Я ответил, прибавив всего полгода.

Она рассмеялась, покачала головой и, ни слова не говоря, побежала прочь. Вдруг она остановилась, замерла — всего лишь на миг, как будто колеблясь, потом резко развернулась и быстро пошла к реке.

— Солдатик! — крикнула она мне издалека. — А ты не знаешь такого — сержанта Ваню Сидорина?

— Сержанта Сидорина?! — непонятно даже, почему я так обрадовался ее вопросу. — Как же не знаю! Это наш командир взвода!

— А ты не путаешь, солдатик? — Она улыбнулась искренней, слегка растерянной улыбкой. — Солдатик, не путаешь?

— Нет, нет! — радостно кричал я. — Сержант Сидорин — командир третьего взвода. Третий — это же наш взвод!

— Солдатик, солдатик! — она бросила мне букет цветов, как будто перекинув от себя необычную радугу. — Передавай сержанту привет! Слышишь, солдатик? Ване привет передай!

Я подхватил букет и, чуть не выронив его, крепко прижал цветы к груди.

— Ладно, ладно! — кричал я. — Передам. Я обязательно передам! Только от кого? Как вас зовут?

Но она уже не слушала меня, бежала от реки…

— Тревога!..

Со второго яруса прыгаю вниз, наступаю кому-то на ногу — ни слова ругани, одно сопение; галифе, портянка, сапог; гимнастерка, ремень, пилотка. Бегу к пирамиде, хватаю автомат, щелк, щелк — затвор в порядке. В строй становлюсь почти последним.
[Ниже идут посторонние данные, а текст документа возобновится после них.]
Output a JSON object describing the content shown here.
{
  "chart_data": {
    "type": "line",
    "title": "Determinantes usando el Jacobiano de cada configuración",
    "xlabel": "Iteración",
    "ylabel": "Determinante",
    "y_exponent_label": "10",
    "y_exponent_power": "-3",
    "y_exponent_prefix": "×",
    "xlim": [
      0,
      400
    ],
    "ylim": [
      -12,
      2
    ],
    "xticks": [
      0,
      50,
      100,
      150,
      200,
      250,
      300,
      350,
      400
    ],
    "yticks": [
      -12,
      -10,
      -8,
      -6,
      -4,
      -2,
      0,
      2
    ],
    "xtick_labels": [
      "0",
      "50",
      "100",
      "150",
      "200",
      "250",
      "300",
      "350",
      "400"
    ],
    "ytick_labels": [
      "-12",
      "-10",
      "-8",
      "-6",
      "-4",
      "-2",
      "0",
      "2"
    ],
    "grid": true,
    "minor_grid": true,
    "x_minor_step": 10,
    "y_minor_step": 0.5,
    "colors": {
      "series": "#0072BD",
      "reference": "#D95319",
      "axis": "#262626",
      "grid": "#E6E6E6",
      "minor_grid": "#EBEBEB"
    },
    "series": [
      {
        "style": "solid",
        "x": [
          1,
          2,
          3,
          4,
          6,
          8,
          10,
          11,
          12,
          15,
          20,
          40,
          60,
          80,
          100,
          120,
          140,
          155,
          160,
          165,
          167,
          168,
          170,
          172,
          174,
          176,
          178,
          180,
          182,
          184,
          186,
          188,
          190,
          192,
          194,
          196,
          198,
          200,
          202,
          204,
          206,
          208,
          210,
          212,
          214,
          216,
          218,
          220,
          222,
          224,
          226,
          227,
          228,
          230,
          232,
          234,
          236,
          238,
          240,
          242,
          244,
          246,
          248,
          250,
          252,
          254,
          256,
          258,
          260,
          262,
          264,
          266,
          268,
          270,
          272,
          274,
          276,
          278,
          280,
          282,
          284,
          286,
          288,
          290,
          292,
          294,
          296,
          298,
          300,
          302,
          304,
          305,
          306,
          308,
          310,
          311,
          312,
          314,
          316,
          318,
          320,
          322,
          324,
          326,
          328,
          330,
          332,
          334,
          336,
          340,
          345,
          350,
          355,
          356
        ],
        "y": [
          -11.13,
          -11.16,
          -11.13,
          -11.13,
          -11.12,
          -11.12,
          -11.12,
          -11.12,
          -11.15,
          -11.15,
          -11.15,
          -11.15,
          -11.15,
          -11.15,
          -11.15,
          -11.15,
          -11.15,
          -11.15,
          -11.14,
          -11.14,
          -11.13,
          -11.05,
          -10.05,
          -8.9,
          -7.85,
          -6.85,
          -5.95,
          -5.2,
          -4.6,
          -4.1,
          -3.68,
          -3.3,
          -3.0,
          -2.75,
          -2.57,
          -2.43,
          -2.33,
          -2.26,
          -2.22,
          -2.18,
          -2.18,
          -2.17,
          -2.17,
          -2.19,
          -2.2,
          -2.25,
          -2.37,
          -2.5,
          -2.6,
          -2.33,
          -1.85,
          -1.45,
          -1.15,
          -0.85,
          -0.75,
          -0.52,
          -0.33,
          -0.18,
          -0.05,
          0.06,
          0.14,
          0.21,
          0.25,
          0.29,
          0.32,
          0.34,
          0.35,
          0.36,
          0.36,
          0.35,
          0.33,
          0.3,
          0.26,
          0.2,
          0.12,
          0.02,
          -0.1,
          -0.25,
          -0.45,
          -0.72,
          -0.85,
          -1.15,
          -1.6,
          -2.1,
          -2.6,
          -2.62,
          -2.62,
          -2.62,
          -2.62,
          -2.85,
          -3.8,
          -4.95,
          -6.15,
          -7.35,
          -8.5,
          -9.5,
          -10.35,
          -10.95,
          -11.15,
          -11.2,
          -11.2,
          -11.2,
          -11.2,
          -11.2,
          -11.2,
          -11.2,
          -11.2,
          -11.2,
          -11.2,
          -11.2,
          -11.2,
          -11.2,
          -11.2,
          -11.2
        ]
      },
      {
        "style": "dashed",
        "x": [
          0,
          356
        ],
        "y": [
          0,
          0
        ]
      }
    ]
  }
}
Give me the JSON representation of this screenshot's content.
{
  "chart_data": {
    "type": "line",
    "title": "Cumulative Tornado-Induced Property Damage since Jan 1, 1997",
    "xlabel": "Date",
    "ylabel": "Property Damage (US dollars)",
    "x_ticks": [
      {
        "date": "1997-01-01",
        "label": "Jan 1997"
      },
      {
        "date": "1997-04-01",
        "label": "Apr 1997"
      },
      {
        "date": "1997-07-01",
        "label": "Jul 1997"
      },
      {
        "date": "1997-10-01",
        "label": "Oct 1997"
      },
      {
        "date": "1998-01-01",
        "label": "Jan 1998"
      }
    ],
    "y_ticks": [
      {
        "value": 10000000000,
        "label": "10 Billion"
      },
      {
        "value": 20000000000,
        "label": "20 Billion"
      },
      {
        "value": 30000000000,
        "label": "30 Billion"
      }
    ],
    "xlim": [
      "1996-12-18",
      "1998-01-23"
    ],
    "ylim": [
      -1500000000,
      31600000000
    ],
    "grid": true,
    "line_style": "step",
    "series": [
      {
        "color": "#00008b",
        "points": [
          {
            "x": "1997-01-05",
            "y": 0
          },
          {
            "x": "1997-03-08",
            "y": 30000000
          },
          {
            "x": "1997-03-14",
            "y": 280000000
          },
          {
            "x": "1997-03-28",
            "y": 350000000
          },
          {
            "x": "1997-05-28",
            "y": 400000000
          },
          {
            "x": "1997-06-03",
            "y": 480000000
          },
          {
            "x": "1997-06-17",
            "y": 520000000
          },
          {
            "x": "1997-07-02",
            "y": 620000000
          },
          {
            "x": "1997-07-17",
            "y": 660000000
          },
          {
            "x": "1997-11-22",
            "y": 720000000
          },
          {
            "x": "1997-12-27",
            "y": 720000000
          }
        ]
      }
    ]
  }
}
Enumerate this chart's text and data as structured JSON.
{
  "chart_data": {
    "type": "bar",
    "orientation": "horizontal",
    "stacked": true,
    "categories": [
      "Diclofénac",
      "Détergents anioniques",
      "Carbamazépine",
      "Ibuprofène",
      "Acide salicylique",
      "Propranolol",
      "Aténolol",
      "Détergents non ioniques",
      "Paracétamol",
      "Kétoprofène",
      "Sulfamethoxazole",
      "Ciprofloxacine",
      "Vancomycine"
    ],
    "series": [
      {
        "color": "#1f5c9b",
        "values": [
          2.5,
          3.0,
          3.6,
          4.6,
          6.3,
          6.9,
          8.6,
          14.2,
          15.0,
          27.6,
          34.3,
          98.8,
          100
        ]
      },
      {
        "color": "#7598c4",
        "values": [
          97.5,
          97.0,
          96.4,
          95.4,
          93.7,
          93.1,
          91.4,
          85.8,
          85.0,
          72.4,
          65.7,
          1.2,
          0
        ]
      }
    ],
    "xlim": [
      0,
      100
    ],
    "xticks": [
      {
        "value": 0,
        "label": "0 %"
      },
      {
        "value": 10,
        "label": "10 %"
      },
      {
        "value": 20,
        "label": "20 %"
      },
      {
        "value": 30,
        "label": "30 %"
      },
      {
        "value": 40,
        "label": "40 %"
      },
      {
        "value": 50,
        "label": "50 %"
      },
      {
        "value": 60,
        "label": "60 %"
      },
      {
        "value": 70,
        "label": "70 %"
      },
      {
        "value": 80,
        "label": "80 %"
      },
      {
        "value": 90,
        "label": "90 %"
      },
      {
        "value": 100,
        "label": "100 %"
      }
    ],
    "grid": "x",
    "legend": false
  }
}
— Опаздываете, Костоусов! — сержанту Сидорину некогда делать замечания, но ради меня он готов на все.

— Никак нет, товарищ сержант! — Мы уже выходим из казармы, но эти слова я успеваю выпалить с удовольствием: все-таки не я последний, а Вовка Маникин, наш взводный Папа Карло — так прозвали его за маленький рост.

— Разговор-р-чики!..

На плацу нас некоторое время держат в неизвестности, потом вкратце: «Обстановка, товарищи, следующая…», потом — команда, и мы строем, на ощупь бежим занимать оборонительный рубеж. Мушка автомата больно ударяет в шею или затылок — приходится снимать ладонь с ремня и придерживать приклад рукой. Сквозь глухой топот сапог слышу, как сзади тяжело дышит Папа Карло.